David Marc describes a show:
 Smith who built it into an enduring hit and one of television's first profitable franchises for licensed product tie-ins. Whereas other 1950s children's series were appreciated by adults for their tender wit—such as Burr Tillstrom's puppet show Kukla, Fran and Ollie—or were presented for educational value—such as Ask Mr. Wizard, a science show—the Howdy Doody Show was strictly aimed at pleasing children, which it did to dizzying excess. With an audience of screaming kids filling the "Peanut Gallery" onstage to energize the millions watching at home, Buffalo Bob in cowboy buckskins opened each show by shouting out the signature question, "Hey kids, what time is it?" The verbal response by the audience, "It's Howdy Doody Time!" cued a rousing theme song, which inspired salty parodies in schoolyards across the country. The energy and decibel levels of the show were kept high throughout. When not taking a pratfall—sometimes on an actual banana peel—Smith was the target of Clarabell's high-pressure seltzer bottle. The show was particularly effective in its relentless use of words and nonsense syllables designed to drive children giddy with laughter. Flub-a-Dub, for instance, was a fantasy animal character which could survive only by eating meatballs. Such songs as "Ooga Booga Rocka Shmooga" and "Iggly Wiggly Spaghetti" sent the Peanut Gallery into paroxysms of laughter.

==After Howdy Doody==
In 1970 and 1971, Smith embarked on a live tour of college campuses. The shows, organized by producer Burt DuBrow, mixed nostalgia with more contemporary humor, such as Buffalo Bob finding a package of Zig Zags (rolling paper) allegedly belonging to Clarabell. One show, on April 4, 1971, was recorded and released as an LP, on the Project 3 Total Sound Stereo label. It was titled Buffalo Bob Smith Live at Bill Graham's Fillmore East.
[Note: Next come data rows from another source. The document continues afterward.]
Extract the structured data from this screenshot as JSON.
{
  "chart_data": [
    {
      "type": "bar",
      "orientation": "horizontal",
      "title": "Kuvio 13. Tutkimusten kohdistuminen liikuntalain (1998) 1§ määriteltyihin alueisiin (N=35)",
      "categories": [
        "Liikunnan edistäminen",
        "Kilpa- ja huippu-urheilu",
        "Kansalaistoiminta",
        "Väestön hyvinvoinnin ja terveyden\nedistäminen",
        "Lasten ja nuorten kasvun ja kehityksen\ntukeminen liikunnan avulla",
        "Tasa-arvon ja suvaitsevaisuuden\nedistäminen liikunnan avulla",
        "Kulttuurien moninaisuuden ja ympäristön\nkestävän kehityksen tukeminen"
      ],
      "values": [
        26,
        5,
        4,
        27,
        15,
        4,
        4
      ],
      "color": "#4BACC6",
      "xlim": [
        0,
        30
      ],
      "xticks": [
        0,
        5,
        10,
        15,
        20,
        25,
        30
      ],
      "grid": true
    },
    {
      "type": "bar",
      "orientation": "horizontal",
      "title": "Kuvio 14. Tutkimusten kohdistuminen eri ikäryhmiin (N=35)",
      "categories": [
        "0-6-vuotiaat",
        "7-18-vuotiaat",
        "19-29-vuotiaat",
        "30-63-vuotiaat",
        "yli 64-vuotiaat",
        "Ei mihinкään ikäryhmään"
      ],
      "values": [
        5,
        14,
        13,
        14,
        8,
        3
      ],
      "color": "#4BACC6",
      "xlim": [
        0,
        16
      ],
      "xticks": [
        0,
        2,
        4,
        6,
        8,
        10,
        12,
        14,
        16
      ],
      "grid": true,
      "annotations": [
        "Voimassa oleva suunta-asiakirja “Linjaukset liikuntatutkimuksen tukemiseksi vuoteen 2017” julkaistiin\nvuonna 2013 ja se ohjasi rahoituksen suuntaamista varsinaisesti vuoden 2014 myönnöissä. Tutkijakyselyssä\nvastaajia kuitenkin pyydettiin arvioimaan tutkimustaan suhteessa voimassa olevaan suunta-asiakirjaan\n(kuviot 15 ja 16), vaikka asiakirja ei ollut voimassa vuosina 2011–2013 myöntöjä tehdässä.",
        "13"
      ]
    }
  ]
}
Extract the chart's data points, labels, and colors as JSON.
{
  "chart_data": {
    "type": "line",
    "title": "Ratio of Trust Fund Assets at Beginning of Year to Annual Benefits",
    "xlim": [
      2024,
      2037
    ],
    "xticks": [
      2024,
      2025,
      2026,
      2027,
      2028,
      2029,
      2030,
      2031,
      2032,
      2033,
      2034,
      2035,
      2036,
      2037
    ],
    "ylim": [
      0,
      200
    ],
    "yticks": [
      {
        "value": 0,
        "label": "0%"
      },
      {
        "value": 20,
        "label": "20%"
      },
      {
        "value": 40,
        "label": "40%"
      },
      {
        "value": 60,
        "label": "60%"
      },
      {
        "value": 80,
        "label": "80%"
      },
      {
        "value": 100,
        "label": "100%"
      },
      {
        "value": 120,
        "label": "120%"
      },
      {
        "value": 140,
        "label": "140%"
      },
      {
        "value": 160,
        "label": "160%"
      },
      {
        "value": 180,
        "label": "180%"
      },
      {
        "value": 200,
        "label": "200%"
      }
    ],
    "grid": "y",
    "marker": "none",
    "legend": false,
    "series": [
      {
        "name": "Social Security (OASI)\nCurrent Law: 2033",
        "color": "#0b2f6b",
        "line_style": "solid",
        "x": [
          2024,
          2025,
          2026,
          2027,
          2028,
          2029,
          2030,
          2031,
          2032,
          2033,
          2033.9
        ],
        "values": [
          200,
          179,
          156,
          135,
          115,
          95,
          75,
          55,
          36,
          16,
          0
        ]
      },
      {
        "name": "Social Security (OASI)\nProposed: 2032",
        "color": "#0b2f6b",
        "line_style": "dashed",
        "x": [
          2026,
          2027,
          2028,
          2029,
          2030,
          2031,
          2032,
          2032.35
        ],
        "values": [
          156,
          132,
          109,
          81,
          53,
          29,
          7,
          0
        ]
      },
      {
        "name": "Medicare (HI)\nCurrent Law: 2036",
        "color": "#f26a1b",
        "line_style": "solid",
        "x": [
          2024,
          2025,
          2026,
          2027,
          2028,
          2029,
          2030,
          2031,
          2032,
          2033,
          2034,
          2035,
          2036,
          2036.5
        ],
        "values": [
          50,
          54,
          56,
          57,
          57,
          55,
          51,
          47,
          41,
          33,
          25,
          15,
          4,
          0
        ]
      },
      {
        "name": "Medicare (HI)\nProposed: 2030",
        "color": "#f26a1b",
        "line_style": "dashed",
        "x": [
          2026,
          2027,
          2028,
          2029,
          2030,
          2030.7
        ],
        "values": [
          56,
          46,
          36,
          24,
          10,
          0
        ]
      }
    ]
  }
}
Smith had a summer residence in Grand Lake Stream, Maine. He was well-liked by locals and occasionally hosted local events. He owned radio stations WQDY in Calais, Maine, WMKR (now WSYY) in Millinocket, Maine and WHOU in Houlton, Maine.

==Later life==
His other screen efforts include films Track of Thunder (1968) and Problem Child 2 (1991), as Father Flanagan. He also made guest appearances on Happy Days and What's My Line, as well as the TV specials NBC's 60th Anniversary Celebration (1986) and It's Howdy Doody Time (1987). After his retirement, Smith moved to Henderson County, North Carolina, becoming a member of the Pinecrest Associate Reformed Presbyterian Church (ARP) in Flat Rock.

==Death==
On July 3, 1998, Smith made a live infomercial on QVC to promote Howdy Doody Entertainment Memorabilia; this was his last public appearance. Smith died of lung cancer four weeks later on July 30 in a hospital in Hendersonville, North Carolina, three days before puppeteer Shari Lewis, whose show coincidentally had taken over the time slot which Howdy Doody had previously occupied.